The above image is from 2004, when I-Con was in full swing. This is what I-Con 32 looked like yesterday.
Saturday at I-Con
When I heard I-Con was coming back after a five year hiatus, I made plans to attend. I’m a big fan of the con, having attended more than twenty of them over years.
Sadly the con was not in it’s traditional venue at SUNY Stony Brook. I-Con 32 was being held at the Brentwood campus of Suffolk Community College. Still, I wasn’t going to let that stand in my way so Saturday morning my daughter and I got in the car and off we went.
That’s where we ran into our first problem. I’ve never been to the SCCC Brentwood Campus and I’m not at all familiar with it. The directions page on the website had only the Google map embed. There was no indication of where to actually go to get to the con. But I figured we’d drive to the campus and there would be plenty of signs to tell us where to go. I figured wrong.
I drove in the main entrance, which seemed like the logical thing to do, and there were no signs. We drove around a bit and still there were no signs. I almost turned the car around and wen home, but we were already there so I figured I’d park and walk around a bit. Luckily, we spotted a couple con-goers and they directed us to the HESC building where the con was being held.
We finally find the con and I plunk down seventy bucks for the memberships, Saturday only for me and a kids ticket for my daughter, and we make our way to the gym. I’ll, for a few seconds after crossing the threshold, I felt like this was truly I-Con reborn. I saw cosplayers walking around and rows of dealers’ tables and I was transported back. But soon I realized it was just a fugazi. There were not even two full rows of dealer tables. A lot of the people seemed to have come to the con dressed at empty seats.
We walked the couple rows of dealer tables. Then we made our way to the kid’s area to check out the “Free Play” time. The kids programs were being held in “Space C” on the gym floor. Space C turned out to be a small area, walled off by curtains with four tables jammed into it. There were no staff there running programs, just a bunch coloring books and crayons on the tables.
We had some time to kill before the panel we wanted to go to, so we walked around some more. The gaming area was pretty much empty. There were a lot of games on the schedule, but I didn’t see many being run. We got a snack and watched some boffer fights for a while.
We decided to give the kid’s area shot again and check out the “Nerdy Puzzles” program. Again, no staff in Space C and apparently “Nerdy Puzzles” was a few boxes of Star Wars jigsaw puzzles left on the table.
When it was time to go to our panel, I noted that there was no map, sign or other indication where the room was. Again, we took to wandering around and found the hallway with the classrooms where the panels were being held. The signs on the rooms with the individual schedules were all printed in small type, necessitating me to maneuver around people in a crowded hallway so I could get in close to read them.
After our panel, there was nothing else on the schedule that looked interesting, so we walked around a bit more and left. All in all, we spent about four hours there.

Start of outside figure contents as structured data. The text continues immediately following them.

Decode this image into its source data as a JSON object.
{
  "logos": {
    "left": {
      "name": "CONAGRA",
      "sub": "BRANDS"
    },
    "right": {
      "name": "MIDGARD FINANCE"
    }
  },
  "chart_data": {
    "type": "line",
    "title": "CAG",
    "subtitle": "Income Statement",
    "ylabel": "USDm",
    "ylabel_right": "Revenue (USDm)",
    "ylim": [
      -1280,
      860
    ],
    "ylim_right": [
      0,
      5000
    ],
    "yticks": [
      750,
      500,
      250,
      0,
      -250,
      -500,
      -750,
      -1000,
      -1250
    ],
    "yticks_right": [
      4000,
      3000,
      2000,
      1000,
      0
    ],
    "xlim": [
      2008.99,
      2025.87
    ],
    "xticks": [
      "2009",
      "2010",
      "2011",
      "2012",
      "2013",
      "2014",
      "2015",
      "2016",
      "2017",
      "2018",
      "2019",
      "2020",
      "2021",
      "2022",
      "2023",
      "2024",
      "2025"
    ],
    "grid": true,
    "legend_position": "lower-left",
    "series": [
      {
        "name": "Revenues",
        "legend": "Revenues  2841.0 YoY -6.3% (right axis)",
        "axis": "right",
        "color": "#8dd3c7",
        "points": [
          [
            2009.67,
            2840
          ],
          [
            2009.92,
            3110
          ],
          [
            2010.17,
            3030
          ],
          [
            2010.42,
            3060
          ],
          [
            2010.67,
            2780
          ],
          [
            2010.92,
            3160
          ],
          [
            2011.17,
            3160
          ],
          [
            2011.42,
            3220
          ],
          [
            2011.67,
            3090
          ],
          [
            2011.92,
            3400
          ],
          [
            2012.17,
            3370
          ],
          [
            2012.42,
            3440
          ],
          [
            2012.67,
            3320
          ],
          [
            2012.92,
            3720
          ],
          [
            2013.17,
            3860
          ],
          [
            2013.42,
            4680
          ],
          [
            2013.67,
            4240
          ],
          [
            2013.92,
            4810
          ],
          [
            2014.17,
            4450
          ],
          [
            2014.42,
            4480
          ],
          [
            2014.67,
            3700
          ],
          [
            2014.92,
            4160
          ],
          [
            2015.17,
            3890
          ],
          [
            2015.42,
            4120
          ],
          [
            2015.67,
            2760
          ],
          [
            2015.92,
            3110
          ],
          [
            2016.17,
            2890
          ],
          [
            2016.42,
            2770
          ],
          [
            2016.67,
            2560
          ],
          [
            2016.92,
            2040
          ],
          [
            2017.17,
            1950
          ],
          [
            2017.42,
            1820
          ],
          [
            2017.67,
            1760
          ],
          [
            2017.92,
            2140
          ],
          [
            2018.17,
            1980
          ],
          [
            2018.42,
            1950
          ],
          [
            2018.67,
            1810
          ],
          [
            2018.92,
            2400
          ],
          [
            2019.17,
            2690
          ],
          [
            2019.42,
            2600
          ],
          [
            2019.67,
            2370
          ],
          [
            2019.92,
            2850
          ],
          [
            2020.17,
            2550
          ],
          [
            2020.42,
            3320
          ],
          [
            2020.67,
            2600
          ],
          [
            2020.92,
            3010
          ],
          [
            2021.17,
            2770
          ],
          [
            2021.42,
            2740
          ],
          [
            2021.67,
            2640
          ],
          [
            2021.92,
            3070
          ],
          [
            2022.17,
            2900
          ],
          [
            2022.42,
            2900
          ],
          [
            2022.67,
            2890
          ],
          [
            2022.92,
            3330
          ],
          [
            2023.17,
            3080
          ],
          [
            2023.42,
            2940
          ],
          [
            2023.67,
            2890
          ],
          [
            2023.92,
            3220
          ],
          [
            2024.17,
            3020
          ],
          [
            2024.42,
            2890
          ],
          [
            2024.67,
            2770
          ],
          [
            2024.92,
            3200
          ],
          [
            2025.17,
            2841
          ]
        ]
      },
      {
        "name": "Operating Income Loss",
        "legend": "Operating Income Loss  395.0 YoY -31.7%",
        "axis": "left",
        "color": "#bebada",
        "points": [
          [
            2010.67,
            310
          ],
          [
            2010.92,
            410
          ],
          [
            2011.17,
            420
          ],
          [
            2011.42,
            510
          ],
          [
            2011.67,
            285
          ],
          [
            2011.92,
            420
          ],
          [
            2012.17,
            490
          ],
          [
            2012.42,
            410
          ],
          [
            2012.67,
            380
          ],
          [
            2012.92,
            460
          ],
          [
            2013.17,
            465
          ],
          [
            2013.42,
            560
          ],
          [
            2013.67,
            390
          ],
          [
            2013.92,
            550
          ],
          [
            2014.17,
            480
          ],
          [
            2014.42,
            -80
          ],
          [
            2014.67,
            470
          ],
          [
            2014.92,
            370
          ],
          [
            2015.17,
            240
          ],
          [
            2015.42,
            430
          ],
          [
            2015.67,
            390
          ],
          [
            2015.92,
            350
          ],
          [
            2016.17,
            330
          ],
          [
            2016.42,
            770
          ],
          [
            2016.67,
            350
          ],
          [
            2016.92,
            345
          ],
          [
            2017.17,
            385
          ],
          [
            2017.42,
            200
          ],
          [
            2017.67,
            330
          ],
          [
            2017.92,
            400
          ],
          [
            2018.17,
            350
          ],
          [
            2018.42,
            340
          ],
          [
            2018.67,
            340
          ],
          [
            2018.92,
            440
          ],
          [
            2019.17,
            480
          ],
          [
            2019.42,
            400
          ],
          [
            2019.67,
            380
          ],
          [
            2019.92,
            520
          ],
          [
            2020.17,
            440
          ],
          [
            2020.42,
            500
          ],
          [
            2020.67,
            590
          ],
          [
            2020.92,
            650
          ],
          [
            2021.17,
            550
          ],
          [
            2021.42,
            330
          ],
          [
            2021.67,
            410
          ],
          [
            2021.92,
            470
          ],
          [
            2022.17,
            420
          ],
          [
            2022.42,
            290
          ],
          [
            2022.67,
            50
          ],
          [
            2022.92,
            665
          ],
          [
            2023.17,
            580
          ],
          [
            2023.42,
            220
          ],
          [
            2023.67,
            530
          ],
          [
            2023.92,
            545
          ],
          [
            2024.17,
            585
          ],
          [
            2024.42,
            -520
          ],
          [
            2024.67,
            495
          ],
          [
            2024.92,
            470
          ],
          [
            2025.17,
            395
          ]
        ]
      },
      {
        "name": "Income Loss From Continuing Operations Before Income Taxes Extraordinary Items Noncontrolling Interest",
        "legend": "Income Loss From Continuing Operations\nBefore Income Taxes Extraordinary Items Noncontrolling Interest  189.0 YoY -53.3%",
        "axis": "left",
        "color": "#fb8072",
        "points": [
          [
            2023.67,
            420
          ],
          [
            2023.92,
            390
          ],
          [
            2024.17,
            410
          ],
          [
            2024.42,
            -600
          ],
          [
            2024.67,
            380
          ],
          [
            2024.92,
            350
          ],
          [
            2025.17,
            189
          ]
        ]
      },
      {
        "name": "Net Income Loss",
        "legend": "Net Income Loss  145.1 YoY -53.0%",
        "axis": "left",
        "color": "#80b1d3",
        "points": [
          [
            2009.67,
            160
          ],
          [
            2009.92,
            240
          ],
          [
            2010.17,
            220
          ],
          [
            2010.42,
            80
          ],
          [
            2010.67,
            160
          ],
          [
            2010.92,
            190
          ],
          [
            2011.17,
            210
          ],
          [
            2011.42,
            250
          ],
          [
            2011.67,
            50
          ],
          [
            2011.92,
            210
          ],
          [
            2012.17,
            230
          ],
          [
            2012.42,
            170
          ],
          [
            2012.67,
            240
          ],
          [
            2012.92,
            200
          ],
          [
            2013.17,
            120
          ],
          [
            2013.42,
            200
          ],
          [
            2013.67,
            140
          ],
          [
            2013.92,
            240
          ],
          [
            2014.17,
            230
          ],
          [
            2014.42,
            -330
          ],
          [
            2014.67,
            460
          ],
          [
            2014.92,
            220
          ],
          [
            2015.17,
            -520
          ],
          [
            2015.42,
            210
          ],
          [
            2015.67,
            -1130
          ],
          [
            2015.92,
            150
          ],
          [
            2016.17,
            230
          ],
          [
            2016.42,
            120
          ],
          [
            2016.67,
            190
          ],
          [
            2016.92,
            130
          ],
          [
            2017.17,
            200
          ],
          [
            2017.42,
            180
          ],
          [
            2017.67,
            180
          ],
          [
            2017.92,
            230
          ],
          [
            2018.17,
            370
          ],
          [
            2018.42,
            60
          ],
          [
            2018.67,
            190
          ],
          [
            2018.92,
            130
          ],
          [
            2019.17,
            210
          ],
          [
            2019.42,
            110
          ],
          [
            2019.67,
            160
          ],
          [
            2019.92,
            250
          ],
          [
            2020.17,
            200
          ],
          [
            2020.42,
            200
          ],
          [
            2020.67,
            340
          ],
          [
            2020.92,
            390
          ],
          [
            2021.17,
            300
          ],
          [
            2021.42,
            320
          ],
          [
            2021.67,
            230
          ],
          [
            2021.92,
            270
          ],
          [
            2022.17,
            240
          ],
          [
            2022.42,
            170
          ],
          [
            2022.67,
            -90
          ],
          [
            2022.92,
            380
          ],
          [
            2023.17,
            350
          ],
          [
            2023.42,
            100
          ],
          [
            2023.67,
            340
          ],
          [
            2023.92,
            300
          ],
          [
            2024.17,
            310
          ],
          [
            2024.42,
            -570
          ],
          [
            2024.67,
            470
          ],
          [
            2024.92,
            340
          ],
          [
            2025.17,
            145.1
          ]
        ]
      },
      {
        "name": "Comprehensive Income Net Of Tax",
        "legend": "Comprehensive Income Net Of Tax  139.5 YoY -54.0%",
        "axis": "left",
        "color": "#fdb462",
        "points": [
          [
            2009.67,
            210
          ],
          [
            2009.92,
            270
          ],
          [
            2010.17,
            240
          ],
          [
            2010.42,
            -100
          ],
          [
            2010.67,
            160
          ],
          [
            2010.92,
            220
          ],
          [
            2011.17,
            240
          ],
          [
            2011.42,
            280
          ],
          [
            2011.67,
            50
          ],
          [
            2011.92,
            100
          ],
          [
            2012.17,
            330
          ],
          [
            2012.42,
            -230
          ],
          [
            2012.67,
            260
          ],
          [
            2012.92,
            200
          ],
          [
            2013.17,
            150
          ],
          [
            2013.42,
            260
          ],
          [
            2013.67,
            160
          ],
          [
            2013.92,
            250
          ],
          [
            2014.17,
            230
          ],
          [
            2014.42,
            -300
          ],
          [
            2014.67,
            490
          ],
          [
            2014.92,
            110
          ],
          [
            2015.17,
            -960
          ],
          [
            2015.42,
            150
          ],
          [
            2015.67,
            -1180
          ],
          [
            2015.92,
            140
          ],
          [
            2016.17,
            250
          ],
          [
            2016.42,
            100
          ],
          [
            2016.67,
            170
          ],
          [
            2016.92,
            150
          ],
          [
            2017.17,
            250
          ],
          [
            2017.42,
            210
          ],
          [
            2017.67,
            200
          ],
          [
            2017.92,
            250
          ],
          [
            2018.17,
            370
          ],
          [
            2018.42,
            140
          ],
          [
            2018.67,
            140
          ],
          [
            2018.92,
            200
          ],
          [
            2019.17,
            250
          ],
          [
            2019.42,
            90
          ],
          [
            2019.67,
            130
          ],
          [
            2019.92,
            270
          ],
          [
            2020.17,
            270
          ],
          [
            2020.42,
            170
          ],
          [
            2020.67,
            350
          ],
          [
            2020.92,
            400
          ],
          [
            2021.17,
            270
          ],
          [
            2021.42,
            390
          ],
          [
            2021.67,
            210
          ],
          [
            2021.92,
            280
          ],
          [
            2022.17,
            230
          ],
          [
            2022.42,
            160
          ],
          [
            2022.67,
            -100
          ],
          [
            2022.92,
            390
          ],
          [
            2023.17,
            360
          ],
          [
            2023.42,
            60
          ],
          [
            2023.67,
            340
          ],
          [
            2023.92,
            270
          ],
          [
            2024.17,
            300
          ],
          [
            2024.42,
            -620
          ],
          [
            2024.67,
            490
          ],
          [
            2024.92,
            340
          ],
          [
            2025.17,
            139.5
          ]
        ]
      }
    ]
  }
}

It does feel a little churlish to complain about the results. After all I’m sure the con organizers did their best.
Complaints and Excuses
From reading the reactions on Facebook, a good number of people seem to feel that the content delivered by the con did not warrant the price of membership. I don’t care so much about the money. If my $70 goes toward making a better con experience down the road, I’m OK with that. I’m mostly just disappointed in what was delivered.
Here’s a response from the I-Con powers that be about the complaints.
I get the problems they had and I’m sympathetic. But the bottom line is, things weren’t run well and there just wasn’t that much to do. And no matter what your reason is for that, it just doesn’t matter. If your customers are unhappy with your product, it’s not the customers who are wrong.
As for, “If you build it, they will come”, there’s a term for that. Buyers are liars. If you’re relying on that to bring people to your event, you’re already starting out in a hole.”
Next year, in Jerusalem
So, what’s the plan for next time?
I’m not going to ask for my money back or anything. I was happy to see the con back and I’ll go next year (or whenever) for I-Con 33, if there is one. But it’s clear to me that they were just not ready to run a Convention of this magnitude. A lot of things, not having to do with money, just were not done well.
I expect there was a lot of institutional knowledge that was lost in the five year hiatus. There’s no substitute for actual experience.
Given the money issues and other problems, it’s not clear that I-Con has much of a future without the beneficence of SUNY Stony Brook. Maybe the con can return to its roots and run a somewhat smaller con, bigger than the little hotel cons, but not the big con that I-Con used to be.